A total of 33 people are being prosecuted in the case, including six members of the security forces who are charged with "not assisting people in danger".
On June 25, 2015, gunman Seifeddine Rezgui killed 38 people, including 30 British tourists and three Irish citizens, in a shooting spree at the Riu Imperial Marhaba Hotel.
The attack was claimed by the Islamic State jihadist group.
The killings have also been the subject of an inquest in Britain.
In February, Judge Nicholas Loraine-Smith said after several weeks of hearings that the Tunisian police response to the massacre was "at best shambolic, at worst cowardly".
"Their response could and should have been more effective," he said.
A report by a British embassy staff member conducted in January 2015 on security at hotels was also read out in court in London by Andrew Ritchie, a lawyer representing 20 victims' families.
"There seems to be little in the way of effective security to prevent or respond to an attack" from the beach, he quoted the Tunisian report given to Britain as saying.

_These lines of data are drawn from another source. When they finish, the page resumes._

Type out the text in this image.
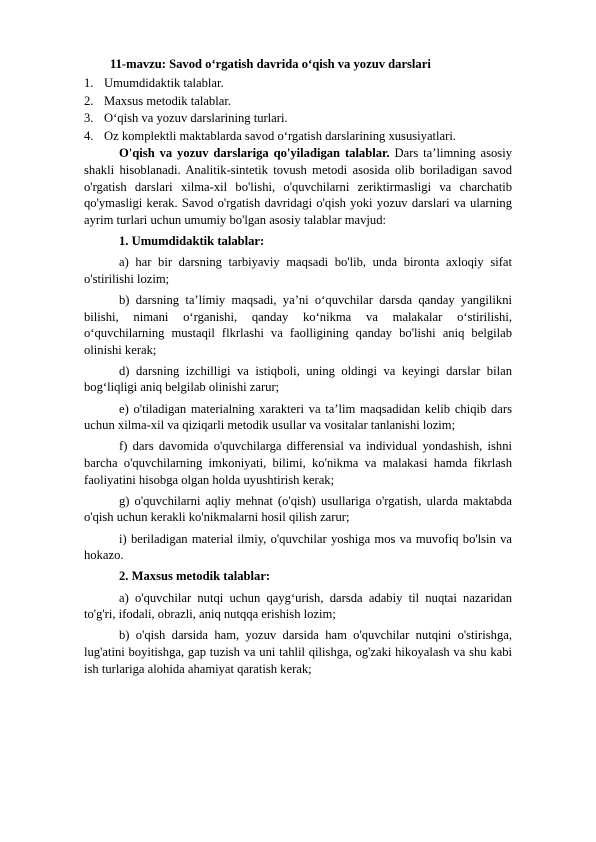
11-mavzu: Savod oʻrgatish davrida oʻqish va yozuv darslari
1. Umumdidaktik talablar.
2. Maxsus metodik talablar.
3. Oʻqish va yozuv darslarining turlari.
4. Oz komplektli maktablarda savod oʻrgatish darslarining xususiyatlari.

O'qish va yozuv darslariga qo'yiladigan talablar. Dars taʼlimning asosiy shakli hisoblanadi. Analitik-sintetik tovush metodi asosida olib boriladigan savod o'rgatish darslari xilma-xil bo'lishi, o'quvchilarni zeriktirmasligi va charchatib qo'ymasligi kerak. Savod o'rgatish davridagi o'qish yoki yozuv darslari va ularning ayrim turlari uchun umumiy bo'lgan asosiy talablar mavjud:

1. Umumdidaktik talablar:

a) har bir darsning tarbiyaviy maqsadi bo'lib, unda bironta axloqiy sifat o'stirilishi lozim;

b) darsning taʼlimiy maqsadi, yaʼni oʻquvchilar darsda qanday yangilikni bilishi, nimani oʻrganishi, qanday koʻnikma va malakalar oʻstirilishi, oʻquvchilarning mustaqil flkrlashi va faolligining qanday bo'lishi aniq belgilab olinishi kerak;

d) darsning izchilligi va istiqboli, uning oldingi va keyingi darslar bilan bogʻliqligi aniq belgilab olinishi zarur;

e) o'tiladigan materialning xarakteri va taʼlim maqsadidan kelib chiqib dars uchun xilma-xil va qiziqarli metodik usullar va vositalar tanlanishi lozim;

f) dars davomida o'quvchilarga differensial va individual yondashish, ishni barcha o'quvchilarning imkoniyati, bilimi, ko'nikma va malakasi hamda fikrlash faoliyatini hisobga olgan holda uyushtirish kerak;

g) o'quvchilarni aqliy mehnat (o'qish) usullariga o'rgatish, ularda maktabda o'qish uchun kerakli ko'nikmalarni hosil qilish zarur;

i) beriladigan material ilmiy, o'quvchilar yoshiga mos va muvofiq bo'lsin va hokazo.

2. Maxsus metodik talablar:

a) o'quvchilar nutqi uchun qaygʻurish, darsda adabiy til nuqtai nazaridan to'g'ri, ifodali, obrazli, aniq nutqqa erishish lozim;

b) o'qish darsida ham, yozuv darsida ham o'quvchilar nutqini o'stirishga, lug'atini boyitishga, gap tuzish va uni tahlil qilishga, og'zaki hikoyalash va shu kabi ish turlariga alohida ahamiyat qaratish kerak;
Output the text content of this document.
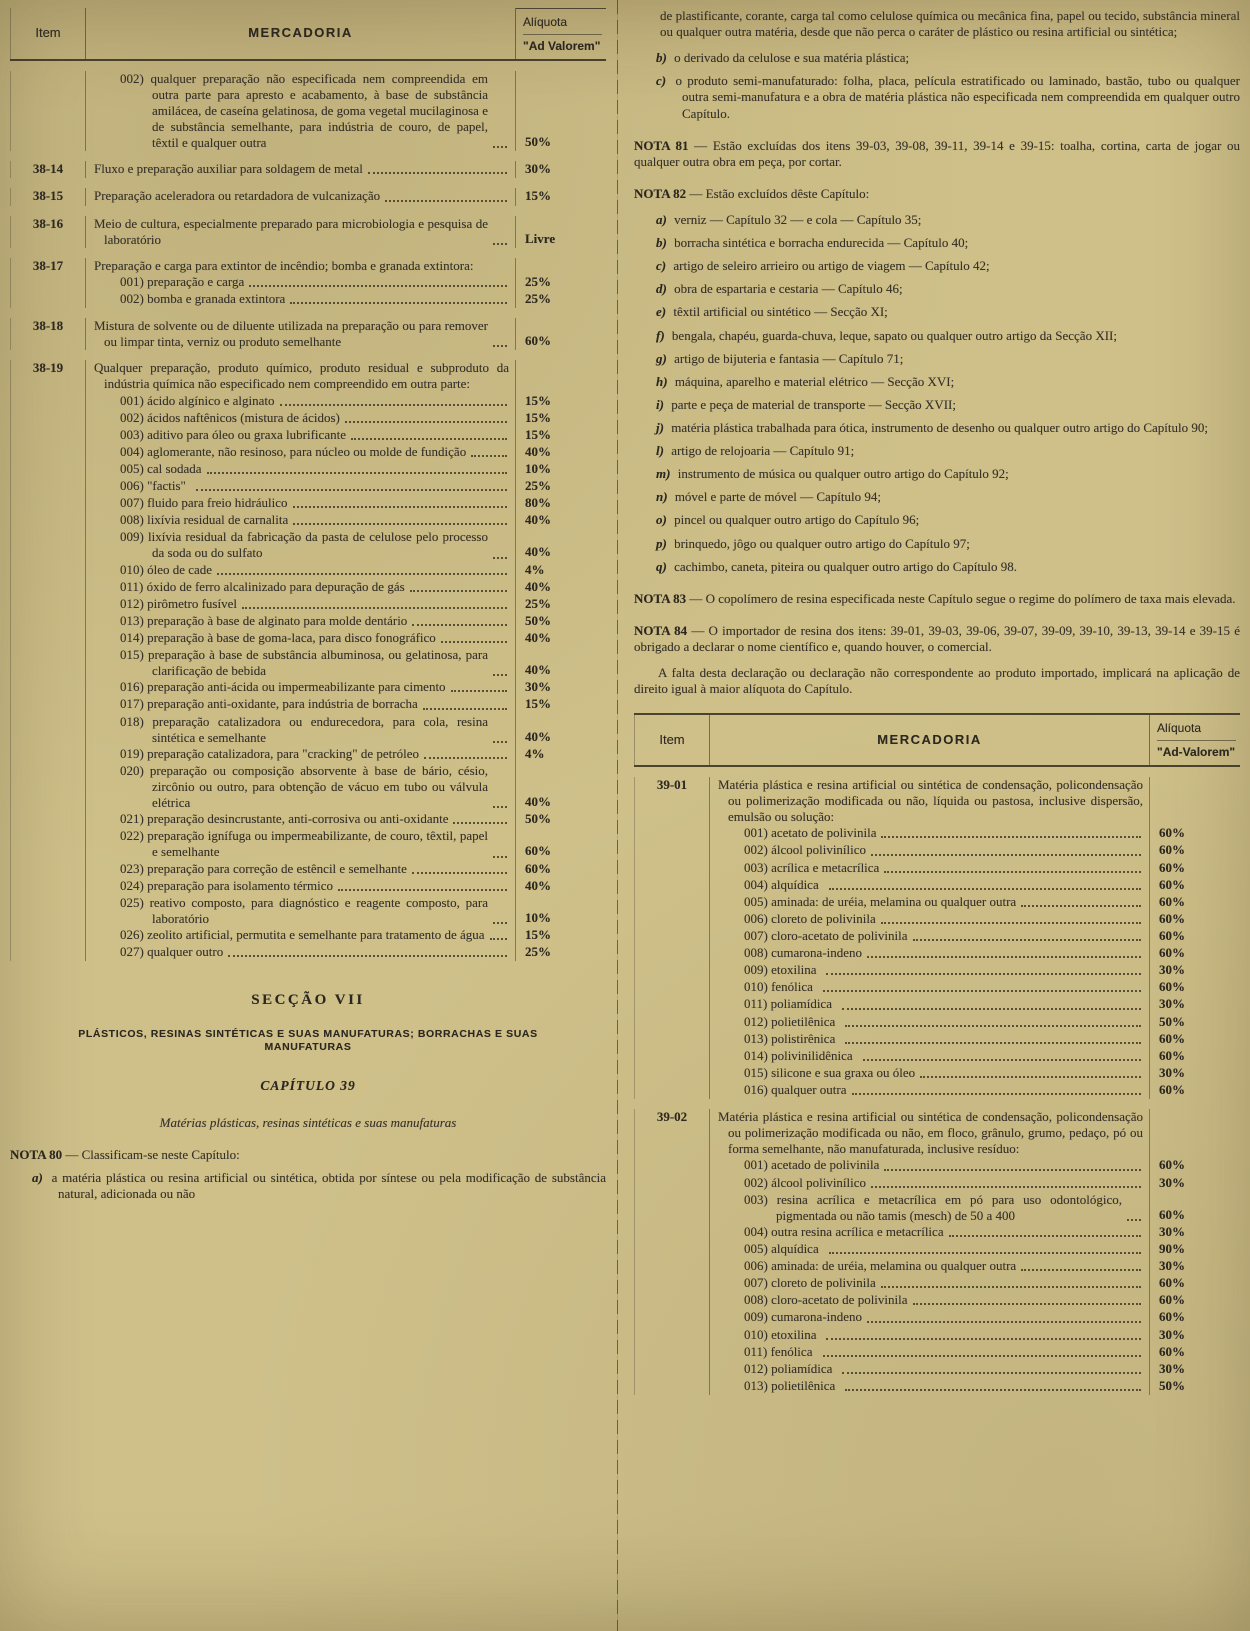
Item	MERCADORIA
Alíquota
"Ad Valorem"
002) qualquer preparação não especificada nem compreendida em outra parte para apresto e acabamento, à base de substância amilácea, de caseína gelatinosa, de goma vegetal mucilaginosa e de substância semelhante, para indústria de couro, de papel, têxtil e qualquer outra	50%
38-14	Fluxo e preparação auxiliar para soldagem de metal	30%
38-15	Preparação aceleradora ou retardadora de vulcanização	15%
38-16	Meio de cultura, especialmente preparado para microbiologia e pesquisa de laboratório	Livre
38-17	Preparação e carga para extintor de incêndio; bomba e granada extintora:
001) preparação e carga	25%
002) bomba e granada extintora	25%
38-18	Mistura de solvente ou de diluente utilizada na preparação ou para remover ou limpar tinta, verniz ou produto semelhante	60%
38-19	Qualquer preparação, produto químico, produto residual e subproduto da indústria química não especificado nem compreendido em outra parte:
001) ácido algínico e alginato	15%
002) ácidos naftênicos (mistura de ácidos)	15%
003) aditivo para óleo ou graxa lubrificante	15%
004) aglomerante, não resinoso, para núcleo ou molde de fundição	40%
005) cal sodada	10%
006) "factis"	25%
007) fluido para freio hidráulico	80%
008) lixívia residual de carnalita	40%
009) lixívia residual da fabricação da pasta de celulose pelo processo da soda ou do sulfato	40%
010) óleo de cade	4%
011) óxido de ferro alcalinizado para depuração de gás	40%
012) pirômetro fusível	25%
013) preparação à base de alginato para molde dentário	50%
014) preparação à base de goma-laca, para disco fonográfico	40%
015) preparação à base de substância albuminosa, ou gelatinosa, para clarificação de bebida	40%
016) preparação anti-ácida ou impermeabilizante para cimento	30%
017) preparação anti-oxidante, para indústria de borracha	15%
018) preparação catalizadora ou endurecedora, para cola, resina sintética e semelhante	40%
019) preparação catalizadora, para "cracking" de petróleo	4%
020) preparação ou composição absorvente à base de bário, césio, zircônio ou outro, para obtenção de vácuo em tubo ou válvula elétrica	40%
021) preparação desincrustante, anti-corrosiva ou anti-oxidante	50%
022) preparação ignífuga ou impermeabilizante, de couro, têxtil, papel e semelhante	60%
023) preparação para correção de estêncil e semelhante	60%
024) preparação para isolamento térmico	40%
025) reativo composto, para diagnóstico e reagente composto, para laboratório	10%
026) zeolito artificial, permutita e semelhante para tratamento de água	15%
027) qualquer outro	25%
SECÇÃO VII
PLÁSTICOS, RESINAS SINTÉTICAS E SUAS MANUFATURAS; BORRACHAS E SUAS MANUFATURAS
CAPÍTULO 39
Matérias plásticas, resinas sintéticas e suas manufaturas

NOTA 80 — Classificam-se neste Capítulo:

a) a matéria plástica ou resina artificial ou sintética, obtida por síntese ou pela modificação de substância natural, adicionada ou não

de plastificante, corante, carga tal como celulose química ou mecânica fina, papel ou tecido, substância mineral ou qualquer outra matéria, desde que não perca o caráter de plástico ou resina artificial ou sintética;

b) o derivado da celulose e sua matéria plástica;
c) o produto semi-manufaturado: folha, placa, película estratificado ou laminado, bastão, tubo ou qualquer outra semi-manufatura e a obra de matéria plástica não especificada nem compreendida em qualquer outro Capítulo.

NOTA 81 — Estão excluídas dos itens 39-03, 39-08, 39-11, 39-14 e 39-15: toalha, cortina, carta de jogar ou qualquer outra obra em peça, por cortar.

NOTA 82 — Estão excluídos dêste Capítulo:

a) verniz — Capítulo 32 — e cola — Capítulo 35;
b) borracha sintética e borracha endurecida — Capítulo 40;
c) artigo de seleiro arrieiro ou artigo de viagem — Capítulo 42;
d) obra de espartaria e cestaria — Capítulo 46;
e) têxtil artificial ou sintético — Secção XI;
f) bengala, chapéu, guarda-chuva, leque, sapato ou qualquer outro artigo da Secção XII;
g) artigo de bijuteria e fantasia — Capítulo 71;
h) máquina, aparelho e material elétrico — Secção XVI;
i) parte e peça de material de transporte — Secção XVII;
j) matéria plástica trabalhada para ótica, instrumento de desenho ou qualquer outro artigo do Capítulo 90;
l) artigo de relojoaria — Capítulo 91;
m) instrumento de música ou qualquer outro artigo do Capítulo 92;
n) móvel e parte de móvel — Capítulo 94;
o) pincel ou qualquer outro artigo do Capítulo 96;
p) brinquedo, jôgo ou qualquer outro artigo do Capítulo 97;
q) cachimbo, caneta, piteira ou qualquer outro artigo do Capítulo 98.

NOTA 83 — O copolímero de resina especificada neste Capítulo segue o regime do polímero de taxa mais elevada.

NOTA 84 — O importador de resina dos itens: 39-01, 39-03, 39-06, 39-07, 39-09, 39-10, 39-13, 39-14 e 39-15 é obrigado a declarar o nome científico e, quando houver, o comercial.

A falta desta declaração ou declaração não correspondente ao produto importado, implicará na aplicação de direito igual à maior alíquota do Capítulo.

Item	MERCADORIA
Alíquota
"Ad-Valorem"
39-01	Matéria plástica e resina artificial ou sintética de condensação, policondensação ou polimerização modificada ou não, líquida ou pastosa, inclusive dispersão, emulsão ou solução:
001) acetato de polivinila	60%
002) álcool polivinílico	60%
003) acrílica e metacrílica	60%
004) alquídica	60%
005) aminada: de uréia, melamina ou qualquer outra	60%
006) cloreto de polivinila	60%
007) cloro-acetato de polivinila	60%
008) cumarona-indeno	60%
009) etoxilina	30%
010) fenólica	60%
011) poliamídica	30%
012) polietilênica	50%
013) polistirênica	60%
014) polivinilidênica	60%
015) silicone e sua graxa ou óleo	30%
016) qualquer outra	60%
39-02	Matéria plástica e resina artificial ou sintética de condensação, policondensação ou polimerização modificada ou não, em floco, grânulo, grumo, pedaço, pó ou forma semelhante, não manufaturada, inclusive resíduo:
001) acetado de polivinila	60%
002) álcool polivinílico	30%
003) resina acrílica e metacrílica em pó para uso odontológico, pigmentada ou não tamis (mesch) de 50 a 400	60%
004) outra resina acrílica e metacrílica	30%
005) alquídica	90%
006) aminada: de uréia, melamina ou qualquer outra	30%
007) cloreto de polivinila	60%
008) cloro-acetato de polivinila	60%
009) cumarona-indeno	60%
010) etoxilina	30%
011) fenólica	60%
012) poliamídica	30%
013) polietilênica	50%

More than 20 months after the massacre, London still advises against non-essential travel to Tunisia, a restriction Tunis would like to see lifted.
Before the beach attack, more than 400,000 British tourists visited the North African country each year.
Last year, just 20,000 British visitors were logged, official figures show.
The Imperial Marhaba Hotel, which had been closed since June 26, 2015, reopened on Tuesday with the new name of the Kantaoui Bay Hotel.